Pada tahun 2024 jumlah kumulatif kasus DBD di Indonesia sampai dengan minggu ke-53 hampir sekitar 247 ribu dengan insiden rate sekitar 88 per 0,46 per 100 ribu penduduk dan sudah 1.418 kematian. Angka tersebut berasal dari 488 kabupaten kota di 36 provinsi.
Selain DBD penyakit yang perlu diwaspadai oleh masyarakat adalah cikungunya. Sampai Desember 2024 yang tercatat sudah di 7 provinsi dengan total kasus 571 kasus dan tanpa kematian.
"Jadi ini kami memang melihat trennya cikungunya mirip sama trennya dengue pada akhir tahun ini mengalami peningkatan. Meskipun cikungunya tidak menyebabkan kematian, namun menyebabkan efek pada kualitas hidup karena menyebabkan nyeri sendi yang cukup lama hingga beberapa bulan. Sehingga cikungunya bisa mengganggu kualitas hidup seseorang," ungkapnya.

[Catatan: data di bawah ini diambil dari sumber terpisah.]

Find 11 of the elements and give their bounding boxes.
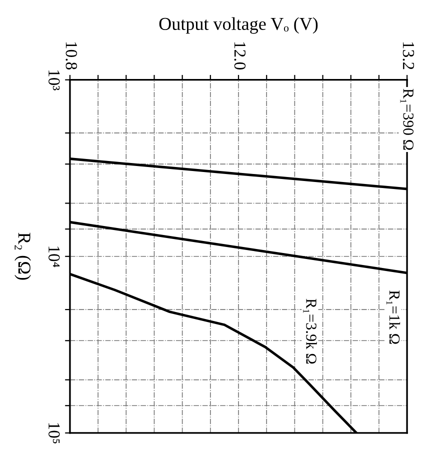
text: R₁=3.9k Ω [303,298,317,364]
y-tick-label: 10⁴ [48,246,60,268]
y-axis-title: R₂ (Ω) [14,232,31,280]
x-tick-label: 12.0 [234,42,246,70]
text: R₁=1k Ω [386,290,400,344]
x-tick-label: 10.8 [66,42,78,70]
x-axis-title: Output voltage Vₒ (V) [159,17,318,34]
x-tick-label: 13.2 [402,42,414,70]
y-tick-label: 10³ [48,70,60,90]
text: R₁=390 Ω [400,88,414,150]
y-tick-label: 10⁵ [48,423,60,444]
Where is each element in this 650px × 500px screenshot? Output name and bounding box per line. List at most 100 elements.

Untuk itu Kementerian Kesehatan telah mengeluarkan Surat Edaran (SE) tentang kewaspadaan peningkatan kasus dan kejadian luar biasa dengue dan cikungunya tahun 2025 yang disampaikan kepada seluruh fasilitas kesehatan di Indonesia kepada dinas provinsi maupun kabupaten/kota.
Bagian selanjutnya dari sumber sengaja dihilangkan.